The following code solves the recurrence by filling a table \(M[\cdot]\).
M[1] ← 0
for i ← 2 to n do {
M[i] ← ∞
for k ← 1 to i-1 do
M[i] ← min(M[i], M[k]+C[k,i])
}
Suppose the cost function \(c(\cdot,\cdot)\) is given as the following 2d-array of numbers
2 | 3 | 4 | 5 | 6 | 7 | |
---|---|---|---|---|---|---|
1 | 100 | 200 | 300 | 400 | 500 | 600 |
2 | 50 | 100 | 150 | 200 | 300 | |
3 | 60 | 100 | 115 | 240 | ||
4 | 40 | 70 | 100 | |||
5 | 40 | 40 | ||||
6 | 20 |
The filled-in table \(M\) then looks like this
i | 1 | 2 | 3 | 4 | 5 | 6 | 7 |
---|---|---|---|---|---|---|---|
M[i] | 0 | 100 | 150 | 200 | 240 | 265 | 280 |
In order to find the corresponding route, we can record the minimizers in a table as we are filling in the \(M[\cdot]\) table, like so:
i | 1 | 2 | 3 | 4 | 5 | 6 | 7 |
---|---|---|---|---|---|---|---|
M[i] | 0 | 100 | 150 | 200 | 240 | 265 | 280 |
K[i] | 1 | 2 | 2 | 4 | 3 | 5 |
Question: What is curious about the cheapest way to fly to city 6?

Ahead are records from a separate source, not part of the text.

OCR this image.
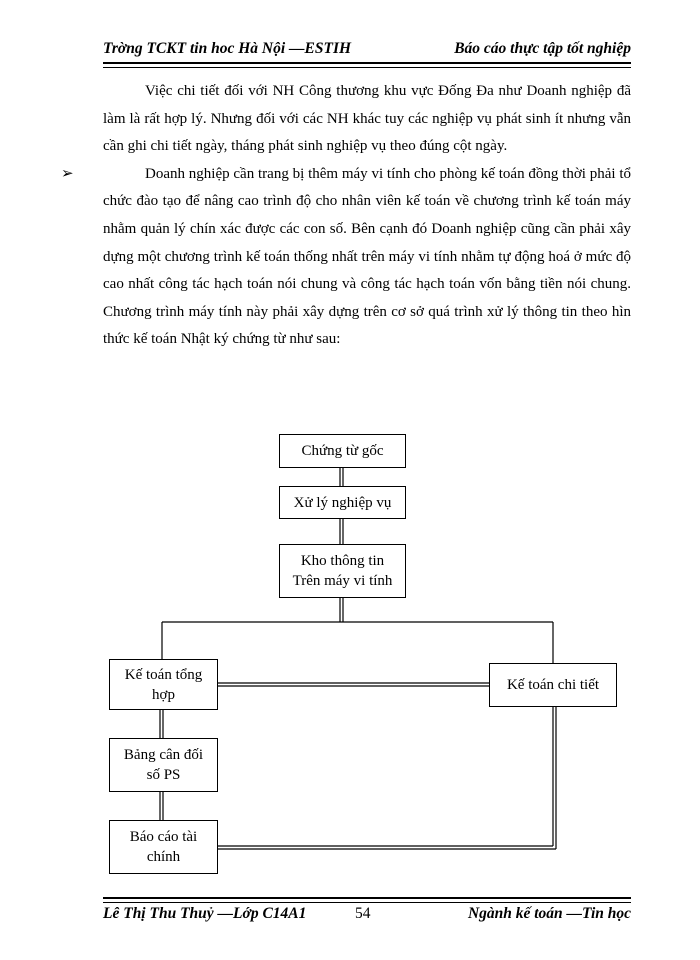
Trờng TCKT tin hoc Hà Nội —ESTIH	Báo cáo thực tập tốt nghiệp

Việc chi tiết đối với NH Công thương khu vực Đống Đa như Doanh nghiệp đã làm là rất hợp lý. Nhưng đối với các NH khác tuy các nghiệp vụ phát sinh ít nhưng vẫn cần ghi chi tiết ngày, tháng phát sinh nghiệp vụ theo đúng cột ngày.

➢	Doanh nghiệp cần trang bị thêm máy vi tính cho phòng kế toán đồng thời phải tổ chức đào tạo để nâng cao trình độ cho nhân viên kế toán về chương trình kế toán máy nhằm quản lý chín xác được các con số. Bên cạnh đó Doanh nghiệp cũng cần phải xây dựng một chương trình kế toán thống nhất trên máy vi tính nhằm tự động hoá ở mức độ cao nhất công tác hạch toán nói chung và công tác hạch toán vốn bằng tiền nói chung. Chương trình máy tính này phải xây dựng trên cơ sở quá trình xử lý thông tin theo hìn thức kế toán Nhật ký chứng từ như sau:

Chứng từ gốc
Xử lý nghiệp vụ
Kho thông tin
Trên máy vi tính
Kế toán tổng
hợp
Kế toán chi tiết
Bảng cân đối
số PS
Báo cáo tài
chính
Lê Thị Thu Thuỷ —Lớp C14A1	54	Ngành kế toán —Tin học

We can print the cheapest route with a simple recursive algorithm.
/* print out the cheapest route from 1 to k, starting at city 1 */
stops(k) {
if k = 1 then
print 1
else {
stops(K[k])
print k
}
}
stops(n)
.The running time for printing out the cheapest route is \(O(n)\).